Te encantaba introducir tu nariz entre los libros, te sentabas con uno en la mesa enorme, de madera maciza, un poco entre haciéndote la interesante y siendo interesante de verdad.Luego echabas un ojo para saber si te estaba mirando aquel chico del fondo, un chico, casi cualquier chico; siempre había un chico en el fondo que deseabas que te mirase, porque tenías trece años y empezaban a salirte granos. Y la verdad es que él casi nunca lo hacía, pero no pasaba nada, porque entonces volvías a meter tu nariz entre las páginas amarillentas, y leías, y te olvidabas de lo que ocurría al fondo de la biblioteca. Y casi siempre decidías llevarte el libro, porque tenías catorce años y casi todas las letras te valían, y tenías aún todo el tiempo del universo, todo dentro de tu mochila.
Y luego el ritual, levantarte, volver a echar una mirada, por si acaso, y descubrir que quizás sí, que quizás el chico también te miraba por el rabillo del ojo, y te imaginabas cómo te seguía con esa mirada hasta que te acercabas al mostrador.

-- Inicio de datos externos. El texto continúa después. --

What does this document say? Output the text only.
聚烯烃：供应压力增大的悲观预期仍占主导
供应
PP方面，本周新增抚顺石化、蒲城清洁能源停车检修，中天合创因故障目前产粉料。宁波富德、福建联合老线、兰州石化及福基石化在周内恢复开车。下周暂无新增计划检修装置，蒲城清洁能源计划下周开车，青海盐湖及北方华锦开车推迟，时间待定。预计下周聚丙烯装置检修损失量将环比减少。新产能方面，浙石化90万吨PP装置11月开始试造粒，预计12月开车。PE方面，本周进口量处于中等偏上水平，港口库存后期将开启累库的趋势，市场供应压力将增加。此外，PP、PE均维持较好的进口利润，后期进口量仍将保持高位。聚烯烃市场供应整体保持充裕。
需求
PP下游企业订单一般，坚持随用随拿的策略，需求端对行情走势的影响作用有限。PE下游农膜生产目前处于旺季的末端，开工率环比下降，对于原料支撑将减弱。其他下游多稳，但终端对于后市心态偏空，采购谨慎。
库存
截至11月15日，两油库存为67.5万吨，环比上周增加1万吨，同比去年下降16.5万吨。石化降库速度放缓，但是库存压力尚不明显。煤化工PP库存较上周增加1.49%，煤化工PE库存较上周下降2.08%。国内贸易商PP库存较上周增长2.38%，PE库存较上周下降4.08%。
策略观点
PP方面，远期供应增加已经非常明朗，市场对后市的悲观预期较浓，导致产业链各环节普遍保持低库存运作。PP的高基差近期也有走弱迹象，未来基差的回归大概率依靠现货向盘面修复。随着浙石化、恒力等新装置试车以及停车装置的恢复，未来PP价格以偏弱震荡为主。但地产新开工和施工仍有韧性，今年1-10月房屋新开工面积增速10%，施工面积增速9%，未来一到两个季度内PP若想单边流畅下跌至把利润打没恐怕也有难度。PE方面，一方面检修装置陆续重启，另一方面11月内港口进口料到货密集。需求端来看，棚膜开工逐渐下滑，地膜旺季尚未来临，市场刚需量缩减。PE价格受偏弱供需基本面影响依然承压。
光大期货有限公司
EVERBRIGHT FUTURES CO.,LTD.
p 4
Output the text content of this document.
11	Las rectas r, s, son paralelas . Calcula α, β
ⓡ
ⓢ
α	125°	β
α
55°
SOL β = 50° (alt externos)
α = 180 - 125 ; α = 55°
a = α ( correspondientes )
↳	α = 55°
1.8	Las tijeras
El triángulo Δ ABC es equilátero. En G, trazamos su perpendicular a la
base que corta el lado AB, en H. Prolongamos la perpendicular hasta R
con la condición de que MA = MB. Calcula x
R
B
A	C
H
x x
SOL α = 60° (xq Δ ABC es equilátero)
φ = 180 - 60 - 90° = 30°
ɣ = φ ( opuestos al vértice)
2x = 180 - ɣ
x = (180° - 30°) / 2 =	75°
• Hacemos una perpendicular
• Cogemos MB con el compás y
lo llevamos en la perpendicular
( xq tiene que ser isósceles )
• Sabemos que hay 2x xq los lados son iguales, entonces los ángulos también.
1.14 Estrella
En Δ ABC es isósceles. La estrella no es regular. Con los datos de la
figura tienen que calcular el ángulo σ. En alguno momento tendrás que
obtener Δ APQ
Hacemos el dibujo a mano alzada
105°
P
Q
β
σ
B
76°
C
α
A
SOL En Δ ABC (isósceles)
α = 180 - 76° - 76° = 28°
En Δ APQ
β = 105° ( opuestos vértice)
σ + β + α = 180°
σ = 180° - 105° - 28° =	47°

Y sin darte la vuelta, suspirabas mientras clavabas tus ojos en aquellos archivos de madera maciza de los que sacaban unas fichas en las que esribirían tu nombre, sin ver si los archivos eran de madera o de cartón piedra, porque tenías quince años, y la imaginación y el papel eran los únicos tesoros.

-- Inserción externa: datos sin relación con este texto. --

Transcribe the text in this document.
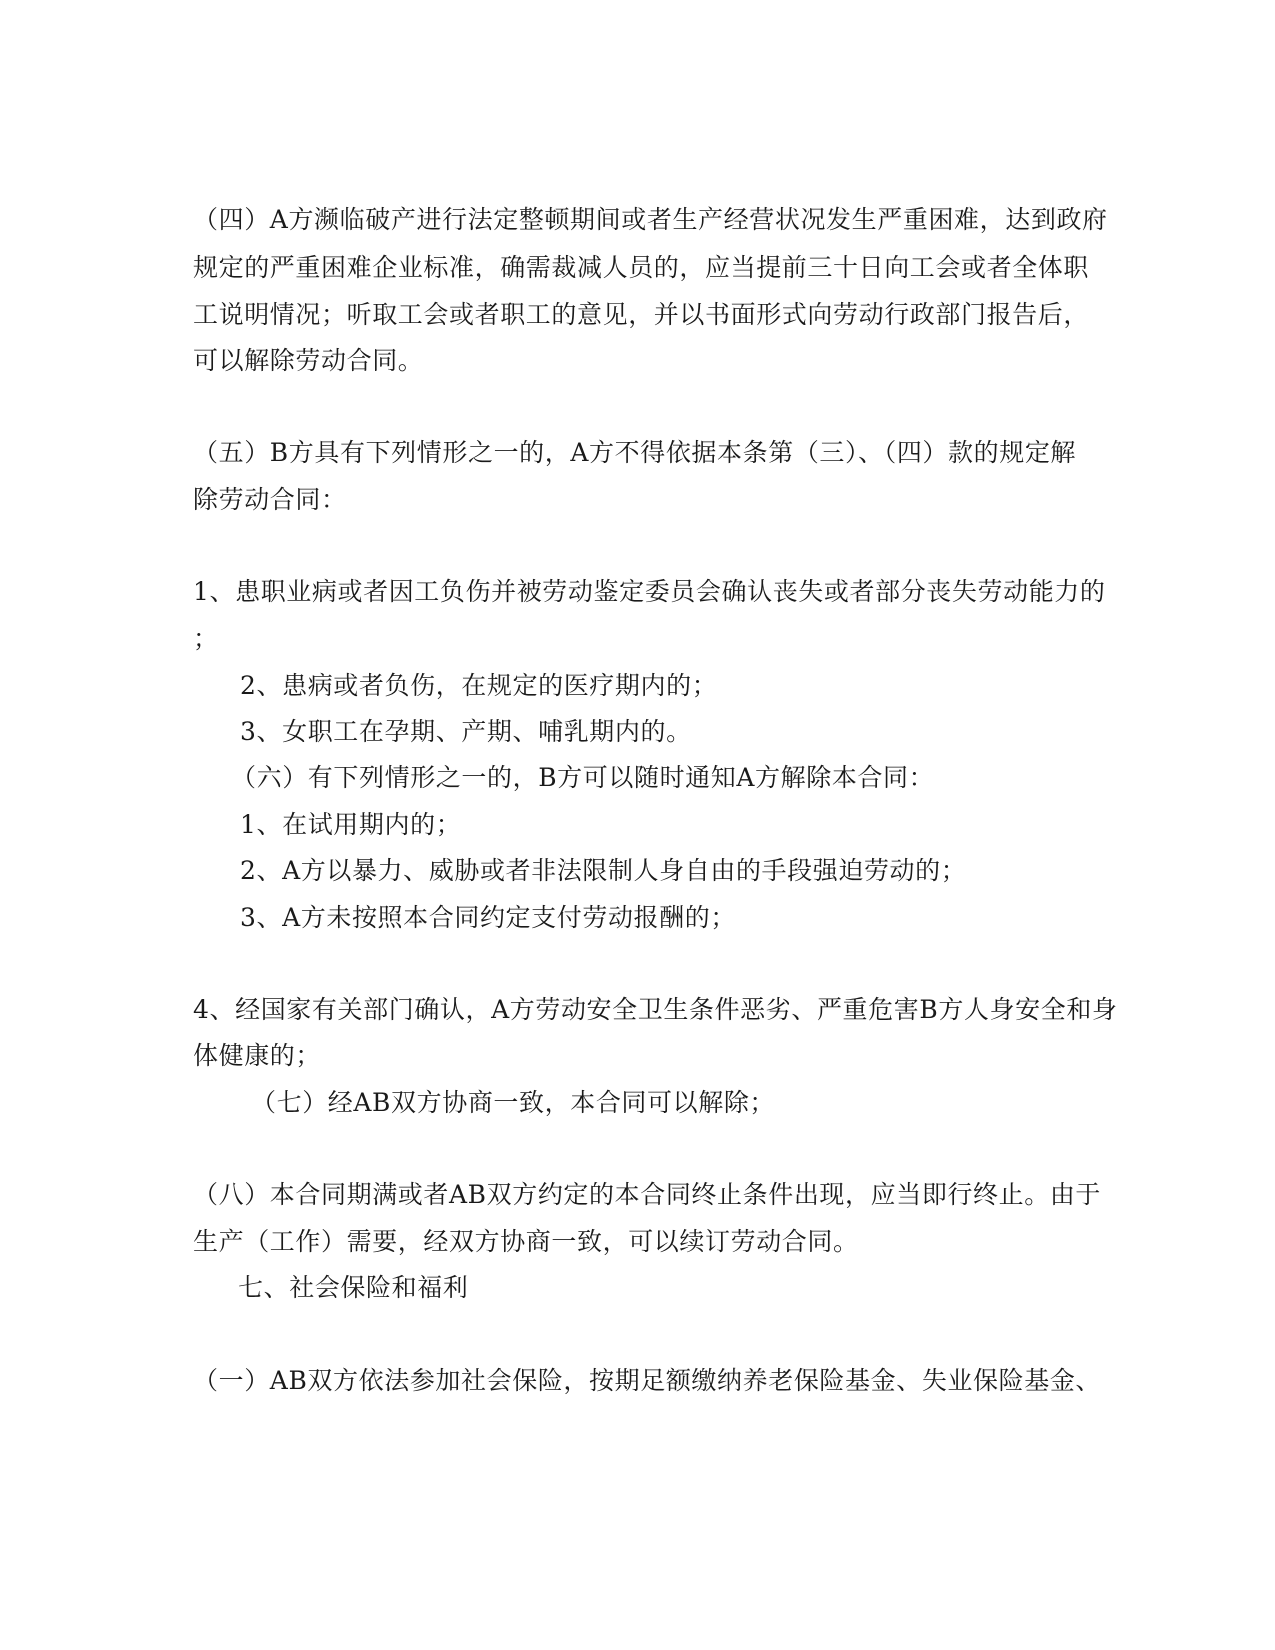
（四）A方濒临破产进行法定整顿期间或者生产经营状况发生严重困难，达到政府
规定的严重困难企业标准，确需裁减人员的，应当提前三十日向工会或者全体职
工说明情况；听取工会或者职工的意见，并以书面形式向劳动行政部门报告后，
可以解除劳动合同。
（五）B方具有下列情形之一的，A方不得依据本条第（三）、（四）款的规定解
除劳动合同：
1、患职业病或者因工负伤并被劳动鉴定委员会确认丧失或者部分丧失劳动能力的
；
2、患病或者负伤，在规定的医疗期内的；
3、女职工在孕期、产期、哺乳期内的。
（六）有下列情形之一的，B方可以随时通知A方解除本合同：
1、在试用期内的；
2、A方以暴力、威胁或者非法限制人身自由的手段强迫劳动的；
3、A方未按照本合同约定支付劳动报酬的；
4、经国家有关部门确认，A方劳动安全卫生条件恶劣、严重危害B方人身安全和身
体健康的；
（七）经AB双方协商一致，本合同可以解除；
（八）本合同期满或者AB双方约定的本合同终止条件出现，应当即行终止。由于
生产（工作）需要，经双方协商一致，可以续订劳动合同。
七、社会保险和福利
（一）AB双方依法参加社会保险，按期足额缴纳养老保险基金、失业保险基金、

Pero como sin querer, aquellos archivos permanecieron en tu retina, y claro, cuando apareció uno delante de ti, con el barniz ajado y algún golpe, ¿cómo no ibas a quedártelo para recrear la bilbioteca en tu propia casa? ¿Cómo no ibas a hacerlo, cuando tenías más de treinta y, de repente, sentiste el olor del libro, de algún libro, de todos los libros usados en tu nariz, y había también un chico mirándote, otro chico, pero mucho mejor?